Eric Rawlins in 1995 defined DA role this way:
Originally Published by: Database Research Group, Inc
http://www.well.com/user/woodman/organic.html
What do we mean by that in the case of data administration? We mean that DA must get out of the design review committee mentality and substitute something more value-added and flexible. It must recognize that systems tend to grow organically, and be a part of that process, rather than an instiller of order upon it.
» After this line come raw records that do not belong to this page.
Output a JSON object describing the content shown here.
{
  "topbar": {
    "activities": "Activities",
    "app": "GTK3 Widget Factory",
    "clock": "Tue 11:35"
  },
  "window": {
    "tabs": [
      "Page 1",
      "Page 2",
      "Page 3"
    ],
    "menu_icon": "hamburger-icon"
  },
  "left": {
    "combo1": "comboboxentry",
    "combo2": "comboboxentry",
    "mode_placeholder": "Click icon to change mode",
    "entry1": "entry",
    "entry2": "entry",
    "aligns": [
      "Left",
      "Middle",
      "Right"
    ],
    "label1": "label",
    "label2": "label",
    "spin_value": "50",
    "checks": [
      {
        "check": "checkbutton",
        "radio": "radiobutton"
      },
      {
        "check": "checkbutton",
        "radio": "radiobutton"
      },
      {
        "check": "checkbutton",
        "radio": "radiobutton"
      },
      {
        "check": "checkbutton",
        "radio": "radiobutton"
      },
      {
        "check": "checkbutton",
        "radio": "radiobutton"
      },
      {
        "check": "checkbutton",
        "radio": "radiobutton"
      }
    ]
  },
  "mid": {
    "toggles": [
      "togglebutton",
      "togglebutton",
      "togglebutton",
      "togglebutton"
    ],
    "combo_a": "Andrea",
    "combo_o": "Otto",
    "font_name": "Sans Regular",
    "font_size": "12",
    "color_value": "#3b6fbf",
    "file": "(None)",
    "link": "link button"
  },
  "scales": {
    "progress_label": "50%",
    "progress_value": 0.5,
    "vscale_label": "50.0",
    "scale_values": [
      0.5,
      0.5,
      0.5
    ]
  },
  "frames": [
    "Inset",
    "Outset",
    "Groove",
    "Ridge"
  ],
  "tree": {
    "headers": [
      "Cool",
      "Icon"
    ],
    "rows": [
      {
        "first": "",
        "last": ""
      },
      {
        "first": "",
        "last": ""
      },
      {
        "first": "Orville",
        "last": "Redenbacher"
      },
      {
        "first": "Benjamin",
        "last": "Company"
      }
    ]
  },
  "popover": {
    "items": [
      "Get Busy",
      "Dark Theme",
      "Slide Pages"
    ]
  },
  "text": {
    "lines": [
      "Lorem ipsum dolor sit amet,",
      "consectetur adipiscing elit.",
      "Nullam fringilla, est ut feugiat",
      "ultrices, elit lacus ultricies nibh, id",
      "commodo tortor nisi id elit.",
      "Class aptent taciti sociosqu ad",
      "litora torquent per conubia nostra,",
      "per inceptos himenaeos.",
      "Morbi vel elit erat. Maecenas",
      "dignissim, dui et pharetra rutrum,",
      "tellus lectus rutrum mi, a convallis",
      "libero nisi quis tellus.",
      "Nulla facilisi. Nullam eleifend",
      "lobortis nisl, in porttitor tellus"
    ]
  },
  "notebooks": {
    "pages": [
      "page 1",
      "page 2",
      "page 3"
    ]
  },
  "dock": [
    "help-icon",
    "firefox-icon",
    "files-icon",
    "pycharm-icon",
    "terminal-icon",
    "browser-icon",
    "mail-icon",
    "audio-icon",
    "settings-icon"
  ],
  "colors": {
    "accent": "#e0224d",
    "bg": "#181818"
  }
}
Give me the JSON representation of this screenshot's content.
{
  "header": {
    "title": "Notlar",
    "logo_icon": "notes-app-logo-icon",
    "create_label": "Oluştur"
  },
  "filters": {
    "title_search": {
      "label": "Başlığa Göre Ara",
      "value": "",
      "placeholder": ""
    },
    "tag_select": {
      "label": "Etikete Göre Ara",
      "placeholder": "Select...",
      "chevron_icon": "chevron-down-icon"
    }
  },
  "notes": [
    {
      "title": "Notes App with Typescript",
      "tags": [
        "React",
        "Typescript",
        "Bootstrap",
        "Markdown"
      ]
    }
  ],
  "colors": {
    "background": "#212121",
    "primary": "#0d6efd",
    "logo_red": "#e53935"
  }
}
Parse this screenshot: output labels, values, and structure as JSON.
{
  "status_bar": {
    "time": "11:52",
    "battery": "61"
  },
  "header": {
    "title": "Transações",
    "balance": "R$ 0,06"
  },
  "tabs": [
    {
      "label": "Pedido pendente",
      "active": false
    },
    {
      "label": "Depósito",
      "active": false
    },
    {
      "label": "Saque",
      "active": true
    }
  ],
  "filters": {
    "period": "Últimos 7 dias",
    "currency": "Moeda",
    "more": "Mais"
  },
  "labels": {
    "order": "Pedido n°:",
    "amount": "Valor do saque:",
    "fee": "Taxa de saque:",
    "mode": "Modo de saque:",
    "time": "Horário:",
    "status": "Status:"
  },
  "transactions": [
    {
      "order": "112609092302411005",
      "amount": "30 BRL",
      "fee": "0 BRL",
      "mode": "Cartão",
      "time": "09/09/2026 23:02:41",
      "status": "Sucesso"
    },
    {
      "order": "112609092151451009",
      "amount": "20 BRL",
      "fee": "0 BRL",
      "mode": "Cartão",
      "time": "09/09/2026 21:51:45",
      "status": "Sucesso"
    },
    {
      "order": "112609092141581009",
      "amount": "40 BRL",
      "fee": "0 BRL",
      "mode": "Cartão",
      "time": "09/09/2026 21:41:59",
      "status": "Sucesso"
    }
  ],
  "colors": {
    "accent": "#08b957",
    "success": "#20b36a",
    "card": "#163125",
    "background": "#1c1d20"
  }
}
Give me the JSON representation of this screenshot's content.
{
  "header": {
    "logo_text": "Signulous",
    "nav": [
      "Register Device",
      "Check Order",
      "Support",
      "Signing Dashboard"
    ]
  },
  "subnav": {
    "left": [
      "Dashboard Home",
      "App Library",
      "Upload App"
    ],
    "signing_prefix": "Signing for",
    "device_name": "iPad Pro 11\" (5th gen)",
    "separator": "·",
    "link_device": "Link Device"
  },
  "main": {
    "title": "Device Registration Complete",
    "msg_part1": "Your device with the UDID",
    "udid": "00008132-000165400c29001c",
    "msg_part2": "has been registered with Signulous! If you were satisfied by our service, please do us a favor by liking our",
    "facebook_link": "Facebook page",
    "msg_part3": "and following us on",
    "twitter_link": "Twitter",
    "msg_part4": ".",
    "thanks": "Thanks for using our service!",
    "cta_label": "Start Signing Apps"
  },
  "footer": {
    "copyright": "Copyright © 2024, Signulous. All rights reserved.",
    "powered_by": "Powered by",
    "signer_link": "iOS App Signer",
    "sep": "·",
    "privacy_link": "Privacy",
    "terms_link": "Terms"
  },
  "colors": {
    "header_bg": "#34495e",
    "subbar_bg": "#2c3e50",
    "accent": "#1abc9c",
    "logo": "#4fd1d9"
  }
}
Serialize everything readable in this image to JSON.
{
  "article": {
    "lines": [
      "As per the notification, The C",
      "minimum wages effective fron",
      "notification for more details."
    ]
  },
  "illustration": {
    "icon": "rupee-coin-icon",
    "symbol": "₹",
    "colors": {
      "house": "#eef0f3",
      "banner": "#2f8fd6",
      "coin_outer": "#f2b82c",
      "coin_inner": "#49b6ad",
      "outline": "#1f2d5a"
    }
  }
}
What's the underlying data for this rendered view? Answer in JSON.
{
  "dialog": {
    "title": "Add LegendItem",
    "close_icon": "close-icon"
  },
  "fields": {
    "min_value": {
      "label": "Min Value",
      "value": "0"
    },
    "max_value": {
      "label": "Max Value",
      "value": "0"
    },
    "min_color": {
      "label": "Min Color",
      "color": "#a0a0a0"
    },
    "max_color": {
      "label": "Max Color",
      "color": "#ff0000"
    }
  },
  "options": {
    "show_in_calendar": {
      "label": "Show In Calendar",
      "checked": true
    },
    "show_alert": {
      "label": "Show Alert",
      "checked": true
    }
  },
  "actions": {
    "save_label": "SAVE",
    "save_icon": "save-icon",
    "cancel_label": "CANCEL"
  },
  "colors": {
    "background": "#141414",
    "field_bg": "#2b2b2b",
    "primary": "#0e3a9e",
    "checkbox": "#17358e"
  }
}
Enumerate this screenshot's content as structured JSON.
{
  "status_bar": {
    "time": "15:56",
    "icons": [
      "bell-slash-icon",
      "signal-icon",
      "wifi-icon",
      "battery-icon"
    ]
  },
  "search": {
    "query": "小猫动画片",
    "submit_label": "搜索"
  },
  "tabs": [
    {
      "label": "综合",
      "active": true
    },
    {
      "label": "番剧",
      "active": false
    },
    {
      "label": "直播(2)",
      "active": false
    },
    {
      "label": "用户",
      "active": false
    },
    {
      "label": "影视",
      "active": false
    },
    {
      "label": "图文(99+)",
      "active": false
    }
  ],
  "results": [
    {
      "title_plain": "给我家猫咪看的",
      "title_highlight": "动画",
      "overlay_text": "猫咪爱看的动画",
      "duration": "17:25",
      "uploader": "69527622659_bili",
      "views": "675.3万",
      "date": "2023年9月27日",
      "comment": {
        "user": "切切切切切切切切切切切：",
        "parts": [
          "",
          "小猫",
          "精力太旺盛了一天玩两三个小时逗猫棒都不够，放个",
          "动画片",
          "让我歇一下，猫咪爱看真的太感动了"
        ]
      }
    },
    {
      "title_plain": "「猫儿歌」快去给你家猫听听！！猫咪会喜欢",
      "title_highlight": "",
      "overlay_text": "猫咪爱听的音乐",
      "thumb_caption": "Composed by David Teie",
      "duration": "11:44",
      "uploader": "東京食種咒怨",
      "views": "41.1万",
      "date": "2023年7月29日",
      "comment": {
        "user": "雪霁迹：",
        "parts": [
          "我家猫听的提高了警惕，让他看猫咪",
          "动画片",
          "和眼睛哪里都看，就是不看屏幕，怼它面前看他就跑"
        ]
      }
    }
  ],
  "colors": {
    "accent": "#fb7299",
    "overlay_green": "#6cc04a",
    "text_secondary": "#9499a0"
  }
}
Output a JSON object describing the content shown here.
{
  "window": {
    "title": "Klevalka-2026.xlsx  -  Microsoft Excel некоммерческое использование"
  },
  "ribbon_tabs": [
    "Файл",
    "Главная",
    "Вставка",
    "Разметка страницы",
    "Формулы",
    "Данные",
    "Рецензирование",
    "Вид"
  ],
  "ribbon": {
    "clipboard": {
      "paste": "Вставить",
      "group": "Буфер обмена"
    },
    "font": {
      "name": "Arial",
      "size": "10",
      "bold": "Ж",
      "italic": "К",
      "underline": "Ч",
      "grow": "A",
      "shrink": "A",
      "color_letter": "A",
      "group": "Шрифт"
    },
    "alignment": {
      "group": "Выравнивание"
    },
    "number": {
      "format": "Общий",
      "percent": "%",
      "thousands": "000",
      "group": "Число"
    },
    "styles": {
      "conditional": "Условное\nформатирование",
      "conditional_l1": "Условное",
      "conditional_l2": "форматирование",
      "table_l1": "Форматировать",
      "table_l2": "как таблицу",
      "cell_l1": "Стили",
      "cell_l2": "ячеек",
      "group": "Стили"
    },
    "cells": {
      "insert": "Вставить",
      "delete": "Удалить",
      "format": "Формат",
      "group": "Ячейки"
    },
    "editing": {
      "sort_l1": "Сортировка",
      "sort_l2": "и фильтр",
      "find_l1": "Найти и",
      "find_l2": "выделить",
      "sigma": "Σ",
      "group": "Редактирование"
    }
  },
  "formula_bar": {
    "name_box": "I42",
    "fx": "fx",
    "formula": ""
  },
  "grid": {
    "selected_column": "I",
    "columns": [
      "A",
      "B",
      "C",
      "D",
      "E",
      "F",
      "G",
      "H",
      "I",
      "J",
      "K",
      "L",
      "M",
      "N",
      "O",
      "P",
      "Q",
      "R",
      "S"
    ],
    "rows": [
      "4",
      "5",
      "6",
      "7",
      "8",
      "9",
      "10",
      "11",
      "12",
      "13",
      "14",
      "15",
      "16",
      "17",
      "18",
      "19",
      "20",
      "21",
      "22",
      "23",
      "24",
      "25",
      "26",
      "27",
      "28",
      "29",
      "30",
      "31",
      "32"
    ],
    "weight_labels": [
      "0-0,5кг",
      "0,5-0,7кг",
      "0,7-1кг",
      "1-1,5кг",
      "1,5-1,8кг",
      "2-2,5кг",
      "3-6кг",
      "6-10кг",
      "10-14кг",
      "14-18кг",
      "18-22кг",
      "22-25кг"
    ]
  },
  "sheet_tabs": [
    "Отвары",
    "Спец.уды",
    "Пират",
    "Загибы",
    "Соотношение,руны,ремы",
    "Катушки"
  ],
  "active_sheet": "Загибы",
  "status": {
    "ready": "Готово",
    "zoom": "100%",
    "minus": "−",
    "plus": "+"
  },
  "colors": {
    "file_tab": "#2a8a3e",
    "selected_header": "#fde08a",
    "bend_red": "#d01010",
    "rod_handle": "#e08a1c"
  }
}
A big part of the DA role includes (today) Compliance, auditability, and managing metadata initiatives. Below is what I additionally define as a part of the DA role:
* Data administration and management are key roles in today's enterprise projects
* Data administration is a part of data management; the two should be utilized together
* Compliance, accountability, and governance provide a foundationally strong and tenable architecture, and must be a part of the DAs working knowledge
The DA must be capable of adding in compliance, governance, and accountability to the systems. After all, the Data that they are responsible for must be accurate; the processes that they define (as an interface between business and IT) require checking, managing, and proper accountability. Below are the top 10 problems within the DA role:
http://www.educause.edu/ir/library/text/CEM9047.txt
1. Inadequate or missing master metadata
2. Ineffective master data management
3. Incomplete logical models
4. Undefined business process models
5. Missing process control and metrics measurements
6. Non-defined user access matrices
7. Ineffective change management
8. Missing element classification system
9. Lack of user-training material
10. Mismatched data performance SLAs with DBA objectives
I'll blog more on this subject as we move forward, but for now - here are some of the things that are happening in the commercial organizations around the world:
The DA role is being cut and slashed, often to the detriment of the business - these folks know and understand the business, and are more critical TODAY than they ever have been, particularly with governance, compliance, and metadata initiatives. The DA role takes a special breed of individual, someone with business acumen, and IT background - someone who can cross the lines (which their really shouldn't be any lines anyway), and someone who can understand the data set and model the information according to the business.
Somewhere along the way, responsibility of data modeling became an IT only specification when it really belongs in a cross-functional role, dotted line report to business, with a direct report to IT data management staff. Until the business begins re-defining or re-instituting the proper Data Administration groups, data modeling and Data Integration, along with the processing of that data will continue to split further apart due to differing goals and objectives.
Thoughts? Comments?
Dan L
Daniel.Linstedt@MyersHolum.com
Posted May 29, 2006 10:38 AM
Permalink | 1 Comment |




Dan,
I agree with most of what you said here especially "there really shouldn't be any lines anyway". It is this lack of team work that causes the data silos we find in most organizations. However, I would suggest that data administration report directly to the business and dotted line to IT. Compliance, auditability and data management should all be business accountabilities. When you put this in IT, the business will abdicate accountability to IT. Then it is just another IT failure.